Трудно сказать, что испытал Бастард, проснувшись утром под атакующие крики. Возможно, в первый момент его голова и взорвалась от мысленных, (да и не мысленных) ругательств. Но, как рыцарь и воин, он не мог не оценить, и дерзость, и целеустремлённость, а заодно, и ту свободу, с которой Жанна отметала чужое мнение, если оно пыталось ей мешать. «А может, так и надо? – промелькнуло в его смятённом сознании. – Сомнения – как заноза под кожей – не выдернешь, загноятся и погубят»…
– Поторопитесь, мессир, – заскочил к нему де Ре, уже полностью одетый, – иначе, наша сумасбродка полезет на стены Турели раньше, чем мы добежим до реки.
– Я даже исповедаться не успел, – прорычал Бастард, вскидывая руку, чтобы оруженосцу удобнее было застёгивать на нём панцирь. – Воистину, Господь испытывает нас, раз послал именно её!
Де Ре усмехнулся.
– Может, это к лучшему, мессир? Вдруг мы удивим сами себя…
Сказать, что сражение было кровавым, значит не сказать ничего. Около восьми сотен рыцарей – цвет английского воинства – держали Турель с ожесточением пса, у которого отнимают сочный кусок. Недавние поражения, эти укусы назойливой французской мошкары, взбесили их куда сильнее, чем все предыдущие победы ненавистной арманьякской партии. В адрес, так называемой, Девы сальных шуток больше не отпускали, потому что можно было сколько угодно называть её шлюхой и подосланной ведьмой, но слепых в английском воинстве не было, и девушку в белых доспехах, неуязвимо возникающую в самой гуще последних сражений, видели все! И держалась она уверенно, словно война была для неё таким же привычным делом, как и для них, для всех! Тут поневоле призадумаешься. И Гласдейл видел отражение этих недобрых мыслей не только на лицах своих солдат, но и кое у кого из рыцарей.

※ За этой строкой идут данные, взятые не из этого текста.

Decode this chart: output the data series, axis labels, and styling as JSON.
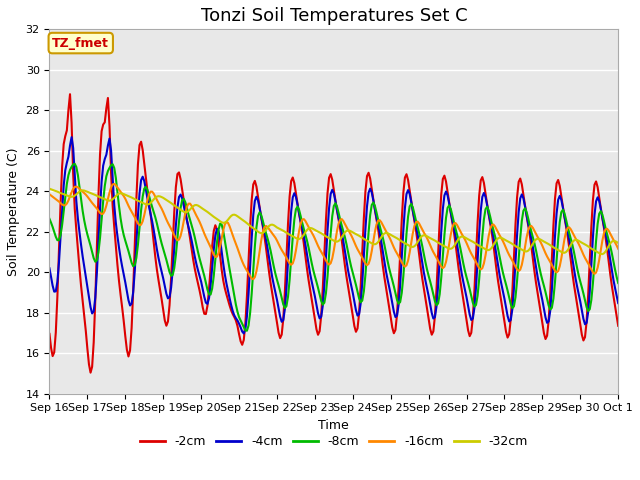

– Проклятая ведьма, – как заведённый цедил он сквозь зубы, когда ранним утром, разбуженный своим оруженосцем смотрел, спешно снаряжаясь, из окна самой высокой башни Турели на атакующих её ворота французов.
– Им ни за что не взять крепость, милорд, – тряским от неуверенности голосом заметил оруженосец.
Но Гласдейл сердито вырвал из его рук свой шлем.
– Ты слишком бледен для таких слов!
И широкими шагами пошёл к выходу.
– Милорд, милорд! – бросился ему навстречу Уильям Молена – давний друг и верный соратник, прекрасно оснастивший крепость артиллерией – они гонят под мост горящие баржи!
– Пусть гонят.
– Но мы.., мы будем отрезаны…
– И что?! – Гласдейл свирепо уставился на Молену. – Наше дело удержать крепость! Здесь мы – Англия! А ей не привыкать быть островом! Могущество от этого не убывает! Гоните своих людей на стены, к бойницам, к орудиям! Если осрамимся перед девкой, я никого здесь в живых не оставлю! С таким позором английскому воину жить незачем!..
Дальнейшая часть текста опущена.